O futuro do Casarão é ampliar. Estamos com projeto de abrir mais uma sala para o ano de 2024 e uma sala que vá poder dialogar com filmes que não conseguimos [por enquanto], que a ideia é fazer uma sala, ter um projetor com um DCP, poder receber filmes que a gente não consegue hoje, por conta da questão da mídia. E dar uma fluição maior para as pessoas e acho que é isso, que aí vamos conseguir passar o Avatar com o preço mais barato e vamos conseguir com que mais pessoas assistam. Então vai ser nosso grande desafio e é o nosso planejamento principal: colocar mais uma sala com o mesmo número de cadeiras, talvez 40 cadeiras, e também colocar toda a parte de acessibilidade que não temos. Então são os dois projetos para colocar na sala, essa questão de acessibilidade, e a nova sala já abrir com todos esses itens nesse pensamento de democratização de acesso.

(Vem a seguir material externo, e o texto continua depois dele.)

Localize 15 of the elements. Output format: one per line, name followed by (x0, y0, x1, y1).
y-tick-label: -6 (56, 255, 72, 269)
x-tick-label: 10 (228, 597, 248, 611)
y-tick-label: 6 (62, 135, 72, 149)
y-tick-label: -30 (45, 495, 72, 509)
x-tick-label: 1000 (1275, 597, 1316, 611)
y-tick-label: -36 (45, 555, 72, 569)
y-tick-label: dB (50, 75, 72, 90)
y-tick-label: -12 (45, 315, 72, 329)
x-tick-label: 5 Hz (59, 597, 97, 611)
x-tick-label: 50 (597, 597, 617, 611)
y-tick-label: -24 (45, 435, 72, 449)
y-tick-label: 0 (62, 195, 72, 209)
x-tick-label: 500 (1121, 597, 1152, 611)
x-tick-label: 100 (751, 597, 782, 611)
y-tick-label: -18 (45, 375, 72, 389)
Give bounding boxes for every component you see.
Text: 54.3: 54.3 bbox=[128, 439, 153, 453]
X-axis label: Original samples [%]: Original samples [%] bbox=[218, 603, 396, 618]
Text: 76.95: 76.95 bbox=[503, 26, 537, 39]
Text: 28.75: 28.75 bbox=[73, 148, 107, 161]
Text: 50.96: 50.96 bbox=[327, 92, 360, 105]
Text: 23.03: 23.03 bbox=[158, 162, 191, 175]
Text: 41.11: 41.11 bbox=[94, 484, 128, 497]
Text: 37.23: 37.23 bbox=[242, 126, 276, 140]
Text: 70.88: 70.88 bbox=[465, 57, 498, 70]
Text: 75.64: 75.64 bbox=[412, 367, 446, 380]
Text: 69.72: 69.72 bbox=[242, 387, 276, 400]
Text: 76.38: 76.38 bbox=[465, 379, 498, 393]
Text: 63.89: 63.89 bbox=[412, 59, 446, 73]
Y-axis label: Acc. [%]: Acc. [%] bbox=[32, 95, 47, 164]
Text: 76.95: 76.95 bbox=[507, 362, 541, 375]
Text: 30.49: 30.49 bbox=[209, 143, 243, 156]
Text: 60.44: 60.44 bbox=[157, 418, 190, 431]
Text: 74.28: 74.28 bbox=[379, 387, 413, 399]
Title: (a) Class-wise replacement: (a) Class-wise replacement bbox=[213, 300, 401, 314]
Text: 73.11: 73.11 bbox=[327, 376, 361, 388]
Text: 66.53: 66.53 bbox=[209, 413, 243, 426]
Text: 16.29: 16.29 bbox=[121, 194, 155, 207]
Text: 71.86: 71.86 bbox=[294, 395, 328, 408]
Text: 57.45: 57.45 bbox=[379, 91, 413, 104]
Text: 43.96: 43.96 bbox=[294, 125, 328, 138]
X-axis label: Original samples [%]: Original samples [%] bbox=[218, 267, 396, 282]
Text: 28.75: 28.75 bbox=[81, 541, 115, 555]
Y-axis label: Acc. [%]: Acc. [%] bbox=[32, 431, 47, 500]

São quantos assentos na sala?

São 35. E aí funciona de quarta a domingo. 

E você queria acrescentar mais alguma informação?

As vezes é uma luta meio que isolada, porque por mais que você saiba onde estão os outros cinemas, não há uma relação de você conversar, de saber, então assim você fica ali apostando, tentando sozinho e aqui no Norte isso é muito mais complicado e difícil, até mesmo pelo acesso, pela geografia. Mas para nós que fazemos isso, enquanto acreditava numa transformação, toda vez que tem um filme que chega, que lota, que duplica as semanas, que triplica, isso tudo faz acreditar que minimamente tudo valeu a pena, que não foi não foi uma energia que colocou ali em vão, que foi importante ver quando as pessoas vêm. Inclusive até quando elas vêm gratuitamente, e vêm gratuitamente por N motivos, mas isso já significa dizer que a gente conseguiu chegar nos mais diversos lugares. Então isso é muito importante.